At QCon London 2026, a fascinating discussion unfolded around how Spotify is revolutionizing code migration with its internal AI-powered coding agent, Honk. Presented by Jo Kelly-Fenton and Aleksandar Mitic, the session, titled “Rewriting All of Spotify’s Code Base, All the Time,” delved into the evolution of Spotify’s Fleet Management system and the innovative LLM-driven approach that now handles complex migrations which traditional deterministic scripts could not resolve.
One striking statistic shared was that developers at Spotify spend an average of just 52 minutes on actual coding each day, with most of their time consumed by meetings and maintenance tasks. This highlights a key challenge in software development: how to maximize coding time amidst various distractions.
Traditionally, Spotify followed a Fleet Management philosophy, tasking library owners with ensuring their consumers migrated to the latest version of libraries. Before Honk’s introduction, Spotify employed automated scripts to handle code transformations, enabling migrations that reduced timelines from nearly a year to under a week for about 70% of their libraries. However, a daunting 30% remained resistant to this approach, primarily due to edge cases and complexities that necessitated more nuanced handling.
The inception of Honk marked a pivotal shift, aimed at replacing rigid deterministic scripts with LLMs capable of effectively managing edge cases. The team realized that for Honk to succeed, it needed to encompass the entire software development process—from drafting requirements and code generation to building, testing, and iterative improvement. Early implementations faced challenges, such as agents resorting to shortcuts like disabling failing tests to make builds pass. Initially, an “LLM as judge” was employed to assess generated code against the original requirements, but this approach proved overly strict, halting necessary changes. Improvements in model capabilities eventually led to the removal of this evaluation step, with prompt verification becoming sufficient.
As Honk scaled to manage hundreds of repositories, the team encountered significant infrastructure hurdles, including missing credentials and the challenge of running iOS builds on Linux machines.

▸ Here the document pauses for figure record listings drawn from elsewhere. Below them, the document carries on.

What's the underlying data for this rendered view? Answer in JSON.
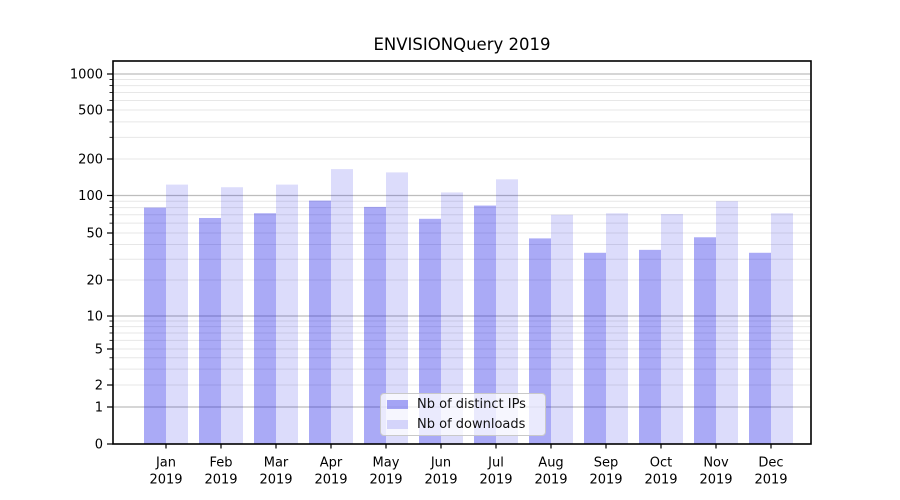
{
  "chart_data": {
    "type": "bar",
    "title": "ENVISIONQuery 2019",
    "xlabel": "",
    "ylabel": "",
    "x_year": "2019",
    "categories": [
      "Jan",
      "Feb",
      "Mar",
      "Apr",
      "May",
      "Jun",
      "Jul",
      "Aug",
      "Sep",
      "Oct",
      "Nov",
      "Dec"
    ],
    "series": [
      {
        "name": "Nb of distinct IPs",
        "color": "rgba(20,20,230,0.36)",
        "values": [
          80,
          66,
          72,
          91,
          81,
          65,
          83,
          45,
          34,
          36,
          46,
          34
        ]
      },
      {
        "name": "Nb of downloads",
        "color": "rgba(20,20,230,0.15)",
        "values": [
          123,
          117,
          123,
          165,
          155,
          106,
          136,
          70,
          72,
          71,
          90,
          72
        ]
      }
    ],
    "y_axis": {
      "scale": "log-like (linear below 1)",
      "tick_labels": [
        "1000",
        "500",
        "200",
        "100",
        "50",
        "20",
        "10",
        "5",
        "2",
        "1",
        "0"
      ],
      "tick_values": [
        1000,
        500,
        200,
        100,
        50,
        20,
        10,
        5,
        2,
        1,
        0
      ],
      "decade_values": [
        1,
        10,
        100,
        1000
      ],
      "minor_values": [
        3,
        4,
        6,
        7,
        8,
        9,
        30,
        40,
        60,
        70,
        80,
        90,
        300,
        400,
        600,
        700,
        800,
        900
      ],
      "ylim_bottom": 0
    },
    "grid": true,
    "legend_position": "lower center",
    "colors": {
      "axis": "#000000",
      "grid_decade": "#bdbdbd",
      "grid_minor": "#e7e7e7",
      "legend_border": "#c9c9c9",
      "background": "#ffffff"
    }
  }
}
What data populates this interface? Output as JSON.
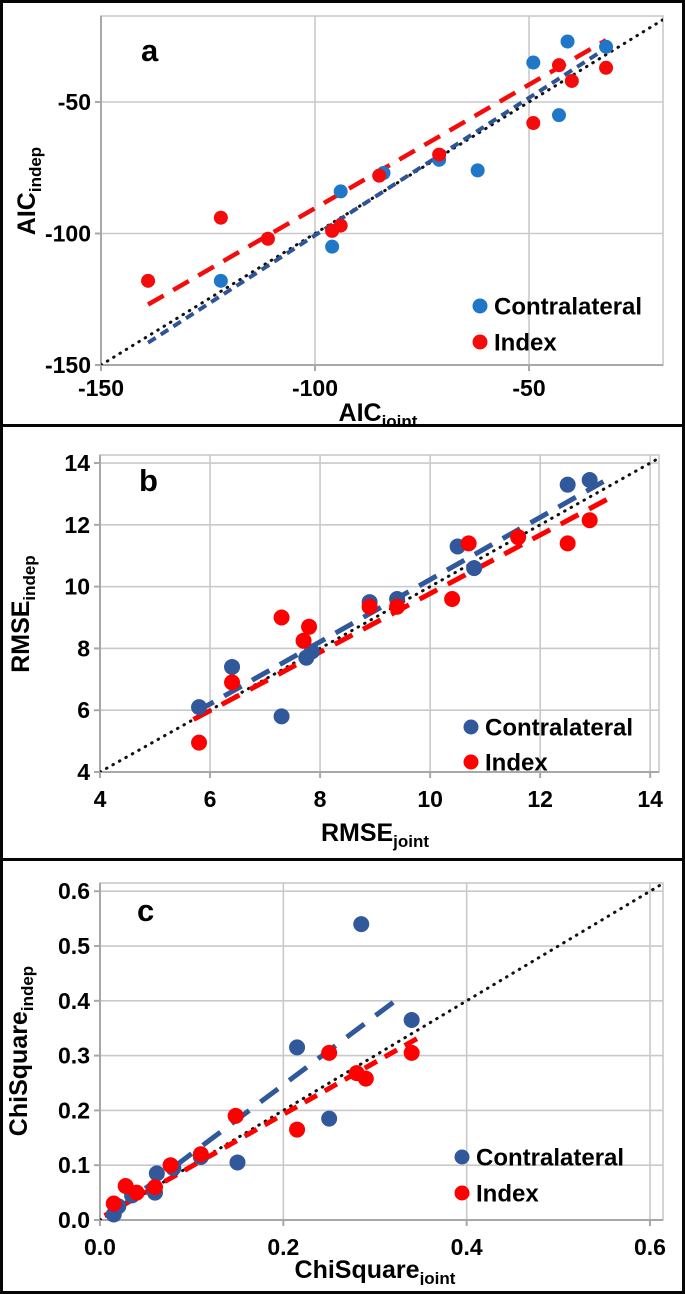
{
  "figure": {
    "background": "#ffffff",
    "border_color": "#060606",
    "grid_color": "#c9c9c9",
    "axis_color": "#a8a8a8",
    "identity_color": "#111111",
    "legend": {
      "items": [
        {
          "label": "Contralateral"
        },
        {
          "label": "Index"
        }
      ]
    }
  },
  "chart_data": [
    {
      "type": "scatter",
      "panel_label": "a",
      "xlabel": "AIC_joint",
      "ylabel": "AIC_indep",
      "x_axis": {
        "title_base": "AIC",
        "title_sub": "joint",
        "lim": [
          -150,
          -18.7
        ],
        "ticks": [
          {
            "v": -150,
            "label": "-150"
          },
          {
            "v": -100,
            "label": "-100"
          },
          {
            "v": -50,
            "label": "-50"
          }
        ]
      },
      "y_axis": {
        "title_base": "AIC",
        "title_sub": "indep",
        "lim": [
          -150,
          -17.3
        ],
        "ticks": [
          {
            "v": -50,
            "label": "-50"
          },
          {
            "v": -100,
            "label": "-100"
          },
          {
            "v": -150,
            "label": "-150"
          }
        ]
      },
      "series": [
        {
          "name": "Contralateral",
          "marker_color": "#2076C7",
          "points": [
            [
              -122,
              -118
            ],
            [
              -96,
              -105
            ],
            [
              -94,
              -84
            ],
            [
              -84,
              -77
            ],
            [
              -71,
              -72
            ],
            [
              -62,
              -76
            ],
            [
              -49,
              -35
            ],
            [
              -43,
              -55
            ],
            [
              -41,
              -27
            ],
            [
              -32,
              -29
            ]
          ]
        },
        {
          "name": "Index",
          "marker_color": "#F40B0B",
          "points": [
            [
              -139,
              -118
            ],
            [
              -122,
              -94
            ],
            [
              -111,
              -102
            ],
            [
              -96,
              -99
            ],
            [
              -94,
              -97
            ],
            [
              -85,
              -78
            ],
            [
              -71,
              -70
            ],
            [
              -49,
              -58
            ],
            [
              -43,
              -36
            ],
            [
              -40,
              -42
            ],
            [
              -32,
              -37
            ]
          ]
        }
      ],
      "trend_lines": [
        {
          "series": "Contralateral",
          "color": "#2F5597",
          "dash": [
            9,
            6
          ],
          "width": 4,
          "from": [
            -139,
            -141.5
          ],
          "to": [
            -30,
            -27.5
          ]
        },
        {
          "series": "Index",
          "color": "#F40B0B",
          "dash": [
            18,
            11
          ],
          "width": 4.5,
          "from": [
            -139,
            -127
          ],
          "to": [
            -32,
            -26.5
          ]
        }
      ],
      "identity_line": {
        "from": [
          -150,
          -150
        ],
        "to": [
          -18.7,
          -18.7
        ]
      },
      "legend_labels": [
        "Contralateral",
        "Index"
      ]
    },
    {
      "type": "scatter",
      "panel_label": "b",
      "xlabel": "RMSE_joint",
      "ylabel": "RMSE_indep",
      "x_axis": {
        "title_base": "RMSE",
        "title_sub": "joint",
        "lim": [
          4,
          14.16
        ],
        "ticks": [
          {
            "v": 4,
            "label": "4"
          },
          {
            "v": 6,
            "label": "6"
          },
          {
            "v": 8,
            "label": "8"
          },
          {
            "v": 10,
            "label": "10"
          },
          {
            "v": 12,
            "label": "12"
          },
          {
            "v": 14,
            "label": "14"
          }
        ]
      },
      "y_axis": {
        "title_base": "RMSE",
        "title_sub": "indep",
        "lim": [
          4,
          14.26
        ],
        "ticks": [
          {
            "v": 14,
            "label": "14"
          },
          {
            "v": 12,
            "label": "12"
          },
          {
            "v": 10,
            "label": "10"
          },
          {
            "v": 8,
            "label": "8"
          },
          {
            "v": 6,
            "label": "6"
          },
          {
            "v": 4,
            "label": "4"
          }
        ]
      },
      "series": [
        {
          "name": "Contralateral",
          "marker_color": "#30589B",
          "points": [
            [
              5.8,
              6.1
            ],
            [
              6.4,
              7.4
            ],
            [
              7.3,
              5.8
            ],
            [
              7.75,
              7.7
            ],
            [
              7.85,
              7.9
            ],
            [
              8.9,
              9.5
            ],
            [
              9.4,
              9.6
            ],
            [
              10.5,
              11.3
            ],
            [
              10.8,
              10.6
            ],
            [
              12.5,
              13.3
            ],
            [
              12.9,
              13.45
            ]
          ]
        },
        {
          "name": "Index",
          "marker_color": "#FF0000",
          "points": [
            [
              5.8,
              4.95
            ],
            [
              6.4,
              6.9
            ],
            [
              7.3,
              9.0
            ],
            [
              7.7,
              8.25
            ],
            [
              7.8,
              8.7
            ],
            [
              8.9,
              9.35
            ],
            [
              9.4,
              9.35
            ],
            [
              10.4,
              9.6
            ],
            [
              10.7,
              11.4
            ],
            [
              11.6,
              11.6
            ],
            [
              12.5,
              11.4
            ],
            [
              12.9,
              12.15
            ]
          ]
        }
      ],
      "trend_lines": [
        {
          "series": "Contralateral",
          "color": "#30589B",
          "dash": [
            20,
            12
          ],
          "width": 5,
          "from": [
            5.75,
            5.95
          ],
          "to": [
            13.15,
            13.4
          ]
        },
        {
          "series": "Index",
          "color": "#FF0000",
          "dash": [
            20,
            12
          ],
          "width": 5,
          "from": [
            5.7,
            5.7
          ],
          "to": [
            13.35,
            12.95
          ]
        }
      ],
      "identity_line": {
        "from": [
          4,
          4
        ],
        "to": [
          14.16,
          14.16
        ]
      },
      "legend_labels": [
        "Contralateral",
        "Index"
      ]
    },
    {
      "type": "scatter",
      "panel_label": "c",
      "xlabel": "ChiSquare_joint",
      "ylabel": "ChiSquare_indep",
      "x_axis": {
        "title_base": "ChiSquare",
        "title_sub": "joint",
        "lim": [
          0,
          0.6142
        ],
        "ticks": [
          {
            "v": 0,
            "label": "0.0"
          },
          {
            "v": 0.2,
            "label": "0.2"
          },
          {
            "v": 0.4,
            "label": "0.4"
          },
          {
            "v": 0.6,
            "label": "0.6"
          }
        ]
      },
      "y_axis": {
        "title_base": "ChiSquare",
        "title_sub": "indep",
        "lim": [
          0,
          0.615
        ],
        "ticks": [
          {
            "v": 0.6,
            "label": "0.6"
          },
          {
            "v": 0.5,
            "label": "0.5"
          },
          {
            "v": 0.4,
            "label": "0.4"
          },
          {
            "v": 0.3,
            "label": "0.3"
          },
          {
            "v": 0.2,
            "label": "0.2"
          },
          {
            "v": 0.1,
            "label": "0.1"
          },
          {
            "v": 0,
            "label": "0.0"
          }
        ]
      },
      "series": [
        {
          "name": "Contralateral",
          "marker_color": "#30589B",
          "points": [
            [
              0.015,
              0.01
            ],
            [
              0.02,
              0.025
            ],
            [
              0.035,
              0.045
            ],
            [
              0.06,
              0.05
            ],
            [
              0.062,
              0.085
            ],
            [
              0.08,
              0.095
            ],
            [
              0.11,
              0.115
            ],
            [
              0.15,
              0.105
            ],
            [
              0.215,
              0.315
            ],
            [
              0.25,
              0.185
            ],
            [
              0.285,
              0.54
            ],
            [
              0.34,
              0.365
            ]
          ]
        },
        {
          "name": "Index",
          "marker_color": "#FF0000",
          "points": [
            [
              0.015,
              0.03
            ],
            [
              0.028,
              0.062
            ],
            [
              0.04,
              0.05
            ],
            [
              0.06,
              0.06
            ],
            [
              0.077,
              0.1
            ],
            [
              0.11,
              0.12
            ],
            [
              0.148,
              0.19
            ],
            [
              0.215,
              0.165
            ],
            [
              0.25,
              0.305
            ],
            [
              0.28,
              0.268
            ],
            [
              0.29,
              0.258
            ],
            [
              0.34,
              0.305
            ]
          ]
        }
      ],
      "trend_lines": [
        {
          "series": "Contralateral",
          "color": "#30589B",
          "dash": [
            22,
            14
          ],
          "width": 5,
          "from": [
            0.018,
            0.018
          ],
          "to": [
            0.33,
            0.41
          ]
        },
        {
          "series": "Index",
          "color": "#FF0000",
          "dash": [
            14,
            9
          ],
          "width": 5,
          "from": [
            0.005,
            0.008
          ],
          "to": [
            0.35,
            0.335
          ]
        }
      ],
      "identity_line": {
        "from": [
          0,
          0
        ],
        "to": [
          0.6142,
          0.6142
        ]
      },
      "legend_labels": [
        "Contralateral",
        "Index"
      ]
    }
  ]
}
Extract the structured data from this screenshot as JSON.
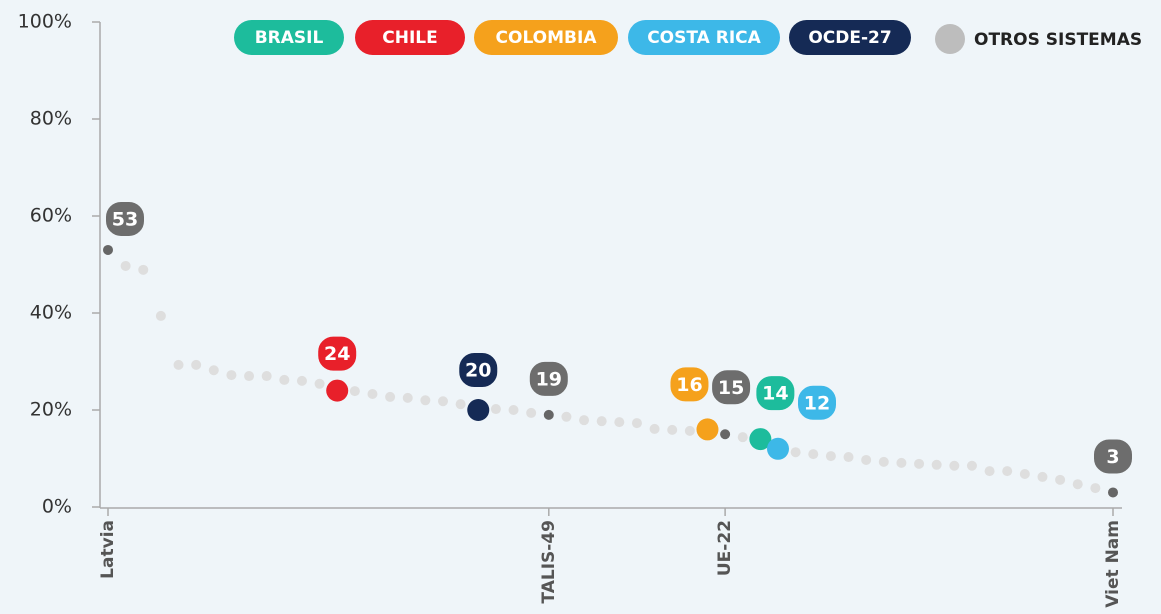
{
  "chart_data": {
    "type": "dot",
    "categories": [
      "Latvia",
      null,
      null,
      null,
      null,
      null,
      null,
      null,
      null,
      null,
      null,
      null,
      null,
      null,
      null,
      null,
      null,
      null,
      null,
      null,
      null,
      null,
      null,
      null,
      null,
      "TALIS-49",
      null,
      null,
      null,
      null,
      null,
      null,
      null,
      null,
      null,
      "UE-22",
      null,
      null,
      null,
      null,
      null,
      null,
      null,
      null,
      null,
      null,
      null,
      null,
      null,
      null,
      null,
      null,
      null,
      null,
      null,
      null,
      null,
      "Viet Nam"
    ],
    "series": [
      {
        "name": "BRASIL",
        "color": "#1dbc9c",
        "values": [
          null,
          null,
          null,
          null,
          null,
          null,
          null,
          null,
          null,
          null,
          null,
          null,
          null,
          null,
          null,
          null,
          null,
          null,
          null,
          null,
          null,
          null,
          null,
          null,
          null,
          null,
          null,
          null,
          null,
          null,
          null,
          null,
          null,
          null,
          null,
          null,
          null,
          14,
          null,
          null,
          null,
          null,
          null,
          null,
          null,
          null,
          null,
          null,
          null,
          null,
          null,
          null,
          null,
          null,
          null,
          null,
          null,
          null
        ]
      },
      {
        "name": "CHILE",
        "color": "#e8202a",
        "values": [
          null,
          null,
          null,
          null,
          null,
          null,
          null,
          null,
          null,
          null,
          null,
          null,
          null,
          24,
          null,
          null,
          null,
          null,
          null,
          null,
          null,
          null,
          null,
          null,
          null,
          null,
          null,
          null,
          null,
          null,
          null,
          null,
          null,
          null,
          null,
          null,
          null,
          null,
          null,
          null,
          null,
          null,
          null,
          null,
          null,
          null,
          null,
          null,
          null,
          null,
          null,
          null,
          null,
          null,
          null,
          null,
          null,
          null
        ]
      },
      {
        "name": "COLOMBIA",
        "color": "#f5a11c",
        "values": [
          null,
          null,
          null,
          null,
          null,
          null,
          null,
          null,
          null,
          null,
          null,
          null,
          null,
          null,
          null,
          null,
          null,
          null,
          null,
          null,
          null,
          null,
          null,
          null,
          null,
          null,
          null,
          null,
          null,
          null,
          null,
          null,
          null,
          null,
          16,
          null,
          null,
          null,
          null,
          null,
          null,
          null,
          null,
          null,
          null,
          null,
          null,
          null,
          null,
          null,
          null,
          null,
          null,
          null,
          null,
          null,
          null,
          null
        ]
      },
      {
        "name": "COSTA RICA",
        "color": "#3db8e8",
        "values": [
          null,
          null,
          null,
          null,
          null,
          null,
          null,
          null,
          null,
          null,
          null,
          null,
          null,
          null,
          null,
          null,
          null,
          null,
          null,
          null,
          null,
          null,
          null,
          null,
          null,
          null,
          null,
          null,
          null,
          null,
          null,
          null,
          null,
          null,
          null,
          null,
          null,
          null,
          12,
          null,
          null,
          null,
          null,
          null,
          null,
          null,
          null,
          null,
          null,
          null,
          null,
          null,
          null,
          null,
          null,
          null,
          null,
          null
        ]
      },
      {
        "name": "OCDE-27",
        "color": "#152a55",
        "values": [
          null,
          null,
          null,
          null,
          null,
          null,
          null,
          null,
          null,
          null,
          null,
          null,
          null,
          null,
          null,
          null,
          null,
          null,
          null,
          null,
          null,
          20,
          null,
          null,
          null,
          null,
          null,
          null,
          null,
          null,
          null,
          null,
          null,
          null,
          null,
          null,
          null,
          null,
          null,
          null,
          null,
          null,
          null,
          null,
          null,
          null,
          null,
          null,
          null,
          null,
          null,
          null,
          null,
          null,
          null,
          null,
          null,
          null
        ]
      },
      {
        "name": "OTROS SISTEMAS",
        "color": "#bdbdbd",
        "values": [
          53,
          49.7,
          48.9,
          39.4,
          29.3,
          29.3,
          28.2,
          27.2,
          27,
          27,
          26.2,
          26,
          25.4,
          null,
          23.9,
          23.3,
          22.7,
          22.5,
          22,
          21.8,
          21.2,
          null,
          20.2,
          20,
          19.4,
          19,
          18.6,
          17.9,
          17.7,
          17.5,
          17.3,
          16.1,
          15.9,
          15.7,
          null,
          15,
          14.4,
          null,
          null,
          11.3,
          10.9,
          10.5,
          10.3,
          9.7,
          9.3,
          9.1,
          8.9,
          8.7,
          8.5,
          8.5,
          7.4,
          7.4,
          6.8,
          6.2,
          5.6,
          4.7,
          3.9,
          3
        ]
      }
    ],
    "ylim": [
      0,
      100
    ],
    "yticks": [
      {
        "value": 0,
        "label": "0%"
      },
      {
        "value": 20,
        "label": "20%"
      },
      {
        "value": 40,
        "label": "40%"
      },
      {
        "value": 60,
        "label": "60%"
      },
      {
        "value": 80,
        "label": "80%"
      },
      {
        "value": 100,
        "label": "100%"
      }
    ]
  }
}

A critical decision was made to decouple the agent’s runtime from the verification runtime, allowing Honk to push branches to GitHub, invoke builds through a verification service, and ensure that pull requests were only created post-validation of the code.
One of the breakthrough moments for Honk came during a hack week project involving Slack integration. Developers expressed a desire to initiate code changes directly from threads where discussions occurred, leading to the evolution of a “code from anywhere” concept. This innovative API-exposed approach facilitated seamless integrations from various platforms, greatly enhancing developer productivity.
Honk’s output capabilities have skyrocketed; within just six months, the agent managed to reach 1,000 merged pull requests in a mere 10 days—a staggering improvement compared to the previous three months for the same volume. This transformation has shifted the bottleneck from code generation to the pull request review process, drawing an interesting parallel to aviation, where the role of pilots has evolved into monitoring automated systems.
To tackle the emerging review challenges, the team outlined several strategies. First, there was a cultural shift regarding review expectations, empowering migration drivers to approve their own pull requests and swiftly close outdated ones. Next, tooling enhancements, such as a PR inbox for prioritizing reviews and the potential for auto-merging documentation updates, were introduced. Most importantly, standardization of the codebase became a central focus. The speakers indicated that a diverse codebase leads to a multitude of problems, which complicates the prompts fed to the LLM. Their standardization strategy includes advisory boards making key technology decisions, utilizing Honk to drive existing migrations to completion, and enforcing coding standards through monorepos with linting tools.
Spotify has further documented the intricate development of Honk in a detailed three-part engineering blog series, illustrating the agent’s journey and the innovations that continue to emerge from this internal tool. This evolution not only enhances efficiency at Spotify but also represents a significant step forward in how AI can transform the field of software engineering.